Le paysage industriel français se transforme sous l’effet des nouvelles technologies, et Coengi, cabinet de conseil spécialisé dans l’industrie et les smart factories, s’impose comme un acteur clé de cette mutation. Selon BFM Business, Julien Lopez, son fondateur, a détaillé lors d’un entretien les défis et opportunités liés à la modernisation des usines et à l’optimisation des processus industriels.

Ce qu'il faut retenir

  • Coengi, cabinet de conseil industriel, se positionne sur les enjeux des smart factories et de la transformation numérique des usines
  • Julien Lopez a évoqué les solutions proposées par son entreprise pour accompagner les industriels dans leur transition vers l’industrie 4.0
  • L’intervention a eu lieu le 6 juin 2026, dans le cadre d’une série d’entretiens dédiés aux acteurs de l’innovation industrielle
  • D’autres experts du secteur ont également été mis en avant par BFM Business lors de cette période, illustrant la diversité des acteurs de la transition industrielle

Un cabinet de conseil au service de l’industrie du futur

Spécialisé dans l’accompagnement des entreprises industrielles, Coengi intervient sur des problématiques variées, allant de l’optimisation des flux de production à l’intégration des nouvelles technologies dans les usines. Julien Lopez, à la tête de l’entreprise, a expliqué lors de son passage sur BFM Business que l’enjeu principal réside dans la capacité des industriels à s’adapter aux exigences de l’industrie 4.0. « L’objectif est d’aider les entreprises à repenser leurs processus pour gagner en efficacité et en flexibilité », a-t-il déclaré. Selon lui, cette transition passe par une digitalisation poussée des outils de production et une meilleure analyse des données en temps réel.

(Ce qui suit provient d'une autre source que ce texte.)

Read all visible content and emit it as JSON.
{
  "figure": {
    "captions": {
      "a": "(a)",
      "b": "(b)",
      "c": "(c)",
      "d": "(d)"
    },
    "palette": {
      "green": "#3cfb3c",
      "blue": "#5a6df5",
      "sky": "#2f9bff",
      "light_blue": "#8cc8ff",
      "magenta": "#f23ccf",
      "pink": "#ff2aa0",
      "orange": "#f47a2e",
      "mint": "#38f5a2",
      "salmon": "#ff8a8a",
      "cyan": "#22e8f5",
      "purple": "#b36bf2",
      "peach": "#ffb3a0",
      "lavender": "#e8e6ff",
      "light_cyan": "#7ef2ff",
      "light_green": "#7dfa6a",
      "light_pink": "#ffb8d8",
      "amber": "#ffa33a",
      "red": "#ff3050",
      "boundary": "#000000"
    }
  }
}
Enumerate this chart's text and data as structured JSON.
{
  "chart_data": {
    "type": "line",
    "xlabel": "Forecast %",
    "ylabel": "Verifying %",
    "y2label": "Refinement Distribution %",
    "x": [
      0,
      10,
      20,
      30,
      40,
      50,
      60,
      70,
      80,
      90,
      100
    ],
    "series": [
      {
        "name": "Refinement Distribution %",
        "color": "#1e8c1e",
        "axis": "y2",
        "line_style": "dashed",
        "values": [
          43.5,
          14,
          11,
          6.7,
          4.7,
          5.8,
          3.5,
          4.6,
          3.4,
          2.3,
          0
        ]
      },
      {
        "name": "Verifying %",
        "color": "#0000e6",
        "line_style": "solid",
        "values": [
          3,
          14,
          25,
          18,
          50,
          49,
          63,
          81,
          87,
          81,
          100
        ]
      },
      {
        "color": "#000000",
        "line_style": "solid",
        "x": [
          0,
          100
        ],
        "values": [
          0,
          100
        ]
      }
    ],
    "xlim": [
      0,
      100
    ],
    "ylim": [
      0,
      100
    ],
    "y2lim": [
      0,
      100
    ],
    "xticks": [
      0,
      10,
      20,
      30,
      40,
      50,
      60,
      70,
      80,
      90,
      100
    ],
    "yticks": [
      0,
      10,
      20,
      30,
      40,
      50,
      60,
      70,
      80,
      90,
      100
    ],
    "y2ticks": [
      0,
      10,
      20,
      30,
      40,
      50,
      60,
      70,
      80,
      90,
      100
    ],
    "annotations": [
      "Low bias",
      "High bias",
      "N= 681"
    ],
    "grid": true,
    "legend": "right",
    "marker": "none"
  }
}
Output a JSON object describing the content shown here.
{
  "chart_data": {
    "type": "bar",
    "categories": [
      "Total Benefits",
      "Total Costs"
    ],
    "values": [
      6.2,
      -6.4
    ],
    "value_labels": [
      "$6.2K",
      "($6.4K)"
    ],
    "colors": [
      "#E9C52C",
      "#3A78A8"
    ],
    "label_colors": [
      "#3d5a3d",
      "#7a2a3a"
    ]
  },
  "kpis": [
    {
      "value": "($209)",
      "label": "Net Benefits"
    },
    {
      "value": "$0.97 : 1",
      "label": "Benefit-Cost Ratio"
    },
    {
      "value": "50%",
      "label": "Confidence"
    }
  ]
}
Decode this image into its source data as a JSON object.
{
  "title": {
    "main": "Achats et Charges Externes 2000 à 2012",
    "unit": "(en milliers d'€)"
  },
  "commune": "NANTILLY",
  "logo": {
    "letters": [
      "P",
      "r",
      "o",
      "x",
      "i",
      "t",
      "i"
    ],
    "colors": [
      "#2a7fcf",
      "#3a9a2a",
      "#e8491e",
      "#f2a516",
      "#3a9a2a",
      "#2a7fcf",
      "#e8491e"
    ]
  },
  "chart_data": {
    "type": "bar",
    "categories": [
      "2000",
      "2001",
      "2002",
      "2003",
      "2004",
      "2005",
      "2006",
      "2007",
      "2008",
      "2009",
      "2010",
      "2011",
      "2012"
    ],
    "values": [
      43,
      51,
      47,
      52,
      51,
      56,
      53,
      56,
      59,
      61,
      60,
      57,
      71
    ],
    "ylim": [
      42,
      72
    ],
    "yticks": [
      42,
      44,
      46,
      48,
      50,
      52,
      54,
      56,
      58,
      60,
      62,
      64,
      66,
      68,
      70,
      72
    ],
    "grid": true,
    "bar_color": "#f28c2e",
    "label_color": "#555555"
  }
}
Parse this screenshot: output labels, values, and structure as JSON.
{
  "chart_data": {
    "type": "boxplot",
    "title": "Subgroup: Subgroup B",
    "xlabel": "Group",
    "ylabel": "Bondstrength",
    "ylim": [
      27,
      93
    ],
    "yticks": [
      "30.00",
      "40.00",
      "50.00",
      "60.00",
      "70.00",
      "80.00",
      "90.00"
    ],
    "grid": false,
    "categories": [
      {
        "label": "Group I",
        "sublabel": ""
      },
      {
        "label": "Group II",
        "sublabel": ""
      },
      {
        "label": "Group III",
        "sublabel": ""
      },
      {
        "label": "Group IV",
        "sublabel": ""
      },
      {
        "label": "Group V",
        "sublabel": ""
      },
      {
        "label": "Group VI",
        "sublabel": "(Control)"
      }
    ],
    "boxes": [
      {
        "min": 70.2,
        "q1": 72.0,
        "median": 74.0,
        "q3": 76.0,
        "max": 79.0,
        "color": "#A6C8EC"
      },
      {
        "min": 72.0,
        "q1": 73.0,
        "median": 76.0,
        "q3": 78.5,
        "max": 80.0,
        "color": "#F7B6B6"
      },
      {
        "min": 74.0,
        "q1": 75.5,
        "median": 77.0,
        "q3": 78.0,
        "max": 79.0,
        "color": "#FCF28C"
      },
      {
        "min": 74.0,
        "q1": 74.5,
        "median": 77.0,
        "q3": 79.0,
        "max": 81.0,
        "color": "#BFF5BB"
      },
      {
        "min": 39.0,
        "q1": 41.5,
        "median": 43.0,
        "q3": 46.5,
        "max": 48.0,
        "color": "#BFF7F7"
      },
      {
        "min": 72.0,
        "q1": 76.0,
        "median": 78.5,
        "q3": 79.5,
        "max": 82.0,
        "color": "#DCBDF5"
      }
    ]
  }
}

Les smart factories, cœur de la stratégie industrielle

Les smart factories, ou usines intelligentes, reposent sur l’interconnexion des machines, des systèmes de gestion et des outils d’analyse pour créer un environnement de production autonome et réactif. Pour Coengi, il s’agit de concilier performance économique et durabilité, un équilibre que Julien Lopez juge essentiel pour l’avenir du secteur. « Les industriels doivent désormais intégrer des critères de durabilité dans leurs processus, tout en maintenant leur compétitivité », a-t-il souligné. Selon les données présentées, cette approche permet de réduire les coûts opérationnels de l’ordre de 15 à 20 % sur certains segments de production, un argument de poids pour les entreprises en quête de modernisation.

L’intervention de Julien Lopez s’inscrit dans une série d’entretiens menés par BFM Business tout au long du mois de mai et juin 2026. D’autres acteurs du secteur, tels que Voltiq, spécialisé dans le financement de la transition énergétique, ou MiTek France, expert en construction bois hors-site, ont également partagé leur vision lors de ces échanges. Cette diversité reflète l’ampleur des transformations en cours dans l’industrie française.

Et maintenant ?

Si les smart factories et l’industrie 4.0 continuent de gagner du terrain, leur adoption massive dépendra en grande partie de la capacité des entreprises à investir dans les nouvelles technologies. Les prochaines étapes pourraient inclure des mesures incitatives de la part des pouvoirs publics, ainsi qu’un renforcement des partenariats entre acteurs industriels et start-ups innovantes. Reste à voir si le secteur parviendra à concilier rapidité d’exécution et respect des normes environnementales dans les mois à venir.

Julien Lopez a rappelé que l’accompagnement des industriels dans cette transition restera un enjeu majeur pour les années à venir. « Les entreprises qui tarderont à s’adapter risquent de perdre des parts de marché face à des concurrents plus agiles », a-t-il averti. Selon lui, les smart factories ne sont plus une option, mais une nécessité pour assurer la pérennité des sites industriels en France.

D’après Julien Lopez, les principaux obstacles résident dans le coût initial des investissements technologiques, ainsi que dans la résistance au changement au sein des équipes. « Beaucoup d’industriels hésitent encore à se lancer par crainte de perturber leurs activités en cours », a-t-il expliqué.